The Sub-5-Pound Sleep System
Shelter: Tarp (10oz) + bivy (8oz) or ultralight tent (24-30oz). The tarp-bivy combo is lighter but requires skill. Modern ultralight tents like the Tarptent Notch offer near-equal weight with easier setup.
Insulation: Down quilt (16-22oz for 30°F rating) beats traditional sleeping bags for weight and packability. Enlightened Equipment, Katabatic, and UGQ make bikepacking-friendly options.
Pad: Inflatable at 10-14oz (Therm-a-Rest NeoAir) or closed-cell foam at 8oz. Foam is bombproof but bulky; inflatables pack small but can puncture.
What Fits Where
Frame bag (3-5L): Quilt compressed in stuff sack, inflatable pad rolled tight, camp clothes
Seat pack (10-15L): Shelter, pad if foam, extra layers
Handlebar roll (8-12L): Sleeping system alternative location, keeps weight forward for balance
The exact configuration depends on your bike’s geometry and bag dimensions. Experiment before committing.

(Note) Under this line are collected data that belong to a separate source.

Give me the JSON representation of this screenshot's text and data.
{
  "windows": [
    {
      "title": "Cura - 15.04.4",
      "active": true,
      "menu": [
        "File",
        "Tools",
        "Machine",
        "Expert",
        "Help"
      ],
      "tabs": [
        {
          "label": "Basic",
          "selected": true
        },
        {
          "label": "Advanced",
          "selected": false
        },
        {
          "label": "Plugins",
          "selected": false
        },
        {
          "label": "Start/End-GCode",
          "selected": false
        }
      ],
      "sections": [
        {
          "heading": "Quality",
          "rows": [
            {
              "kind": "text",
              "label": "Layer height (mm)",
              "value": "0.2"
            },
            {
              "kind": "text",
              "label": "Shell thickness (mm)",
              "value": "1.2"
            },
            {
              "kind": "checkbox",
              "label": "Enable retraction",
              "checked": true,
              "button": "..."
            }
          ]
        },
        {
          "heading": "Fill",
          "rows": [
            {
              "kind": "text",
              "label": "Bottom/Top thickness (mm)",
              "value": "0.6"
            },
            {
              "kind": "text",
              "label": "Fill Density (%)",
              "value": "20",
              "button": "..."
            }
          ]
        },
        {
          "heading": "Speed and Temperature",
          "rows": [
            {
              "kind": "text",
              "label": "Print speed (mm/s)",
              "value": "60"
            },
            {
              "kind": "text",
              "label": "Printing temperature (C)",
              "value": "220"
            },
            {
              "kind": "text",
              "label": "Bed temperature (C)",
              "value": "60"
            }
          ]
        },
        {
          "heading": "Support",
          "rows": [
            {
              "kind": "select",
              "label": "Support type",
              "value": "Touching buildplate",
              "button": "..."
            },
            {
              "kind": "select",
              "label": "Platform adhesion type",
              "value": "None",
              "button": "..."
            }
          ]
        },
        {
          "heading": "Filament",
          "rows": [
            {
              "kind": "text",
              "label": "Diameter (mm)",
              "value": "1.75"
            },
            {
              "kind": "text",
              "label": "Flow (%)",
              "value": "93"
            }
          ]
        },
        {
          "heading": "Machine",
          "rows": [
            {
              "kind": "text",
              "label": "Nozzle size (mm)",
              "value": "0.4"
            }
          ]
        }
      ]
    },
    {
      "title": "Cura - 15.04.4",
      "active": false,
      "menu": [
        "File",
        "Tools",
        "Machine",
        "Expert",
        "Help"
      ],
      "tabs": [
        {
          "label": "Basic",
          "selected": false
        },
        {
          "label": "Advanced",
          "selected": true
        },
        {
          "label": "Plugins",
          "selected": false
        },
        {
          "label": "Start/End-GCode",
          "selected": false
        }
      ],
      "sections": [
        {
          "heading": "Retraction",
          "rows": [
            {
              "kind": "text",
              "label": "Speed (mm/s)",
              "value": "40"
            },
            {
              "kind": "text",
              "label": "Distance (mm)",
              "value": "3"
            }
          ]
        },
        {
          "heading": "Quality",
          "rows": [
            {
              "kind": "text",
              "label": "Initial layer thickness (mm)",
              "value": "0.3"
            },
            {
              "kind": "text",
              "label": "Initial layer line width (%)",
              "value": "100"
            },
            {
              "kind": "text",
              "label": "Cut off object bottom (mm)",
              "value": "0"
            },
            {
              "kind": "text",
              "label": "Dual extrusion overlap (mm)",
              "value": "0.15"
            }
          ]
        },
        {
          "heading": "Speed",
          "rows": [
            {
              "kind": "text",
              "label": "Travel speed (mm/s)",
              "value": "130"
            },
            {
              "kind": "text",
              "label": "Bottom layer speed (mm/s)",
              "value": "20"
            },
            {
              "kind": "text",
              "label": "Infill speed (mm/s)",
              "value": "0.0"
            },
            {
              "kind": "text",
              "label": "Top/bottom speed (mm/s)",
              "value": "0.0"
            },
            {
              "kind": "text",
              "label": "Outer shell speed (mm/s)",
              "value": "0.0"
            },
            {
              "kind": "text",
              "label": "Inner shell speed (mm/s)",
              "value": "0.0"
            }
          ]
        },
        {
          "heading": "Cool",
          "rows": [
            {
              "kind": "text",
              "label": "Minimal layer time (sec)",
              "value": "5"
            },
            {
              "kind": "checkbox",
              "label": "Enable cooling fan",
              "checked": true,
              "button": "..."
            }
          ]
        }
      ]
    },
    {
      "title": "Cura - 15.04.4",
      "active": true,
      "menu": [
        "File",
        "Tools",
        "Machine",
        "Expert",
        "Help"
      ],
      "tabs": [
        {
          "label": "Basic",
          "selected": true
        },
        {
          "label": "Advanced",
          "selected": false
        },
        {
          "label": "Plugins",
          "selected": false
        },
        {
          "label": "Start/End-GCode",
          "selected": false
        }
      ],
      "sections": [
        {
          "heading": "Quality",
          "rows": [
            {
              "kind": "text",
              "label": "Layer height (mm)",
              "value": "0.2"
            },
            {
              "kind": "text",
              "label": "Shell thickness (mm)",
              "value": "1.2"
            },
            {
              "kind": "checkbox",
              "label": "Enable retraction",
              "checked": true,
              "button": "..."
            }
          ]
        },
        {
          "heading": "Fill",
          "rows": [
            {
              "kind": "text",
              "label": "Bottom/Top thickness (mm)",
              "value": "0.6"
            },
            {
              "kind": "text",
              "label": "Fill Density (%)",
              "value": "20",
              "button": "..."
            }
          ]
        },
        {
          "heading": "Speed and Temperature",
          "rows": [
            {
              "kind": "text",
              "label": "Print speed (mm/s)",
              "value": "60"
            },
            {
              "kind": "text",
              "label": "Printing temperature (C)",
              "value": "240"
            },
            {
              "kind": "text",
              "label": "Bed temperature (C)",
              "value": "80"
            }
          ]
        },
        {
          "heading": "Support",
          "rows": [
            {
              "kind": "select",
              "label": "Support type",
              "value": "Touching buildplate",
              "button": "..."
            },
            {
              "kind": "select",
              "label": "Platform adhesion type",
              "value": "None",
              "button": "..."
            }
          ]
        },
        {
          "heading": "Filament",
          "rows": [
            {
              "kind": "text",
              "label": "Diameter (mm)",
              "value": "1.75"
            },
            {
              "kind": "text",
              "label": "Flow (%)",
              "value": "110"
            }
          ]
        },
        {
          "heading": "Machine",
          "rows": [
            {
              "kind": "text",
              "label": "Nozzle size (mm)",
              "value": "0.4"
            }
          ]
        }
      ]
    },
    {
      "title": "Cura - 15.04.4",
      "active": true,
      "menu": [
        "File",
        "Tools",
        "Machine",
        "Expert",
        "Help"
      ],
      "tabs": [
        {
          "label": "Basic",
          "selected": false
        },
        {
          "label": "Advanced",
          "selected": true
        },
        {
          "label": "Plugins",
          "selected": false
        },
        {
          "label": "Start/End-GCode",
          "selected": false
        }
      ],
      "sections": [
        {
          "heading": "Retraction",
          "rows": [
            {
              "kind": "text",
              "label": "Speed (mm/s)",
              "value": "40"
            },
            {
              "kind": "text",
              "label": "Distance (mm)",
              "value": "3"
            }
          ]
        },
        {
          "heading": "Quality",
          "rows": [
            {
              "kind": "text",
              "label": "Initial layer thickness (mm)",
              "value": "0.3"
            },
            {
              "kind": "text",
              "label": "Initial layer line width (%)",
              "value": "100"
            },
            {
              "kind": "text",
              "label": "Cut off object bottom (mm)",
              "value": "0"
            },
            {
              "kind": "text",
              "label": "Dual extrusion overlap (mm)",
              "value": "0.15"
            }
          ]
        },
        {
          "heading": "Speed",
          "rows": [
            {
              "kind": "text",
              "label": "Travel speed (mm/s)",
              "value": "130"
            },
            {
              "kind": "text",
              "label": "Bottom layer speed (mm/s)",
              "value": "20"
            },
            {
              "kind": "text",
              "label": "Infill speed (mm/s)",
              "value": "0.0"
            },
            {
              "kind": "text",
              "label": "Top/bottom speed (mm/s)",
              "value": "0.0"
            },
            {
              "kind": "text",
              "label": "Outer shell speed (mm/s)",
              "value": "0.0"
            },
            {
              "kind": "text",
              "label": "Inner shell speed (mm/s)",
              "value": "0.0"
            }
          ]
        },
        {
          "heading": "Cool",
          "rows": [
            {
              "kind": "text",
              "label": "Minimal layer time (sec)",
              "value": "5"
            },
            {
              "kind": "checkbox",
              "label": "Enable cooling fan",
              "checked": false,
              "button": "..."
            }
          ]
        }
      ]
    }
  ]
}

Cutting Weight, Not Warmth
The biggest weight savings come from temperature rating accuracy. A 20°F bag weighs significantly more than a 35°F bag. Know your conditions and bring exactly enough insulation—not a “just in case” winter bag for summer riding.
Wearing all your clothes to bed is legitimate technique. Your cycling layers become sleep layers, reducing what you carry.

What to Skip
Pillows: Stuff sack filled with clothes works identically.
Camp chairs: Sit on your pad, against a tree, or on the ground. Chairs are luxury weight.
Excessive camp clothing: One dry base layer and one warm layer covers most conditions.
The Comfort Threshold
Everyone’s threshold differs. Some riders sleep fine under a tarp with minimal insulation. Others need enclosed shelters and thick pads to function. Find your minimum—the point below which sleep quality tanks—and pack to that level, not below it.
Ultralight isn’t about carrying the absolute minimum. It’s about carrying exactly what you need and nothing more.